Consider also visiting Colmar, of Haut Rhin, the capital of Alsatian wine, also home to architecture of the German renaissance style, half-timbered houses of yellow and pink sandstone and charming scenery.
Just southeast from Paris — less than a two-hour TGV train ride away — Burgundy, or Bourgogne, is perhaps known best for two things. The first would be its vineyards, whose valuable grapes produce some of the world’s most expensive wine. The second would be Dijon, capital city of the region, (yes, the home of Dijon mustard) which has incredible historic roots and once the stronghold of the Dukedom of Burgundy, which contested the power and authority of the French kingdom.
Burgundy has four main departments: Côte-d’Or in the east, of which Dijon is the capital and where the prime vineyards, cellars and estates lie; Saône-et-Loire in the south, home to a historic mining town and remnants of cathedrals and abbeys; Yonne in the north, directly south of the region that contains Paris, starting point of a line of vineyards that stretch south into Dijon; and Nièvre in the west, home to a gorgeous national park.
But let’s settle our sights on Dijon. The first most appealing feature about the city is its age — its dates back to the Neolithic period, later becoming a Roman settlement, and, from the 11th to the 15th centuries, site of grand wealth, power and knowledge, as well as seat of the Dukes of Burgundy. Dijon is home to a multitude of museums and cultural establishments, including chapels and cathedrals, ranging from the Renaissance and Gothic to Capetian styles. Visit the Palace of the Dukes of Burgundy, in which you will find the Fine Arts museum of Dijon, which houses everything from Egyptian artifacts to works of modern artists like Monet and Boudin, and vast collections of sculptures, antiquities and paintings.
This region is home to, yes, you’ve guessed it — the famous sparkling wine. Situated in northeastern France between Belgium, Paris and the region of Burgundy, Champagne can be considered one of France’s most thinly populated regions. It has vast stretches of flat agricultural surface and is close to Paris, the nation’s capital, and yet its own capital, Châlons en Champagne, is not its most popular feature. To experience the region more fully, you will have to travel to Reims, in the northwestern part of the region.

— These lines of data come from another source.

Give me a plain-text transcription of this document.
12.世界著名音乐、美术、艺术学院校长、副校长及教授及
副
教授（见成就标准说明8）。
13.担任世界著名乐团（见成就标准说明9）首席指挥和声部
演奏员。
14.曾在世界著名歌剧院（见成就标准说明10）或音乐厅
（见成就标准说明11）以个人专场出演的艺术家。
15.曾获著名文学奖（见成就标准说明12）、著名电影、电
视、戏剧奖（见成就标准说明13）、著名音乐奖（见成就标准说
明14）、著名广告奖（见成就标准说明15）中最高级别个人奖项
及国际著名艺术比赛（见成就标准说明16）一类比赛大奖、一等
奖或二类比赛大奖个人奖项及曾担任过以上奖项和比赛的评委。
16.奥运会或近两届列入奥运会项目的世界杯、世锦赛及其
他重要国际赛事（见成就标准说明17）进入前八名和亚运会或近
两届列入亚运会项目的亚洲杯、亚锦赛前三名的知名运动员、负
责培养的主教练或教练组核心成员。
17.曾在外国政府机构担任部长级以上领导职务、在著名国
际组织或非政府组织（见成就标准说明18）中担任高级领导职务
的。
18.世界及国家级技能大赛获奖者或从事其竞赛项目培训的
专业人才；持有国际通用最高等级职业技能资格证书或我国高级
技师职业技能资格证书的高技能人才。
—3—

Founded by the Gauls, Reims flourished as a major city during the period of the Roman Empire. It later served as an even more imperially dominant location, as the site of the crowning of the French kings. Visit this historical site, at the Notre-Dame de Reims, which is even more intricately sculpted than the Notre-Dame of Paris. Also, make sure to visit the Saint Remi Basilica, which dates back to the 11th century and has had extensive reconstructive work done since World War II.
Don’t miss out on visiting the champagne vineyards and cellars, which can be found in Reims, but more specifically, in the small town of Épernay, which lies in the heart of the “champagne country.” Epernay is home to world-renowned champagne producers such as Moët & Chandon and Perrier-Jouët. However, if your interests lie in scoping out lesser-known areas, visit the town of Langres, surrounded by fortified walls, towers and gates, the site of historical artifacts and artwork.